I would say generally what you stated above is true.

I am not trying to nit pick, but your logic of psychiatry being medical, there are psychiatric emergencies, therefore emergency being in EMS automatically makes them our patient. I do not see where keeping peace and order is in the job description of Paramedic, so if a patient is violent (threatens my life, physically Fighting me, no combative due to a medical problem (there are some exceptions)) then they can go with the police department. Again, the goal is to go home every night.

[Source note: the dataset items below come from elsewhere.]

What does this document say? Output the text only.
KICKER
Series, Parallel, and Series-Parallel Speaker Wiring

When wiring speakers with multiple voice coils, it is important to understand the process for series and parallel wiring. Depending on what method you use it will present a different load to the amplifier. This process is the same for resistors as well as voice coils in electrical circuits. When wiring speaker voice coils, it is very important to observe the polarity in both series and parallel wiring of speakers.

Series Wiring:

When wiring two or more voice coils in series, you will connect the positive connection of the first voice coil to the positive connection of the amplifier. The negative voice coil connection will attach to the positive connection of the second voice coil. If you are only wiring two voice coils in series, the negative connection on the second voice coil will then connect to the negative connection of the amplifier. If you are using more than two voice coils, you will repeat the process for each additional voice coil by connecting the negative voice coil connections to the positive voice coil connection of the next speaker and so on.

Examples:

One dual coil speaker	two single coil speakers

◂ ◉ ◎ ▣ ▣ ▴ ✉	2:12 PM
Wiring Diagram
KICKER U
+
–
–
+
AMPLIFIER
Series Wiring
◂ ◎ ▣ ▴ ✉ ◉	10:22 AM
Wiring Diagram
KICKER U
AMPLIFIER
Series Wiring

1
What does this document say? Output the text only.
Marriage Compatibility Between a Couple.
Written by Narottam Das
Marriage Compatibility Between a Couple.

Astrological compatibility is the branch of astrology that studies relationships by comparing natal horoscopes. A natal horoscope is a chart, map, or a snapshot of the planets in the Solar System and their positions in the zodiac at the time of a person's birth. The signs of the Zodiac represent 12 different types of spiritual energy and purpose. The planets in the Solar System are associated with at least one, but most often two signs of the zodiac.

I hope this does offend you, it is just something I felt should be said.

:steps off the soapbox, then slips and falls: :shock:

It takes a lot to offend me and the first time I get offended simply because someone disagreed with me will be when I stop posting on internet forums.

The biggest part of my argument wasn't the "emergency" part (that was more of a counter to people who say that psych patients don't count as an emergency), but that pysch patients are a type of medical patient. While I do agree that the number one priority is to go home at the end of a shift, there are risks of the job that are tacitly acknowledged by simply showing up. I'll go out on a limb here and say that police and fire fighters all want to go home at night as well, but that their jobs also are dangerous to a point that no preparation, planning, or training will fully eliminate all danger and risk.

Now if a person is being violent not due to any medical condition (including, but not limited to, psychiatric issues), then I agree that the proper service is law enforcement. On the other hand, if a person is being violent due to a medical condition (again, including, but not limited to, psychiatric problems), then the primary service should be EMS with law enforcement assisting as needed.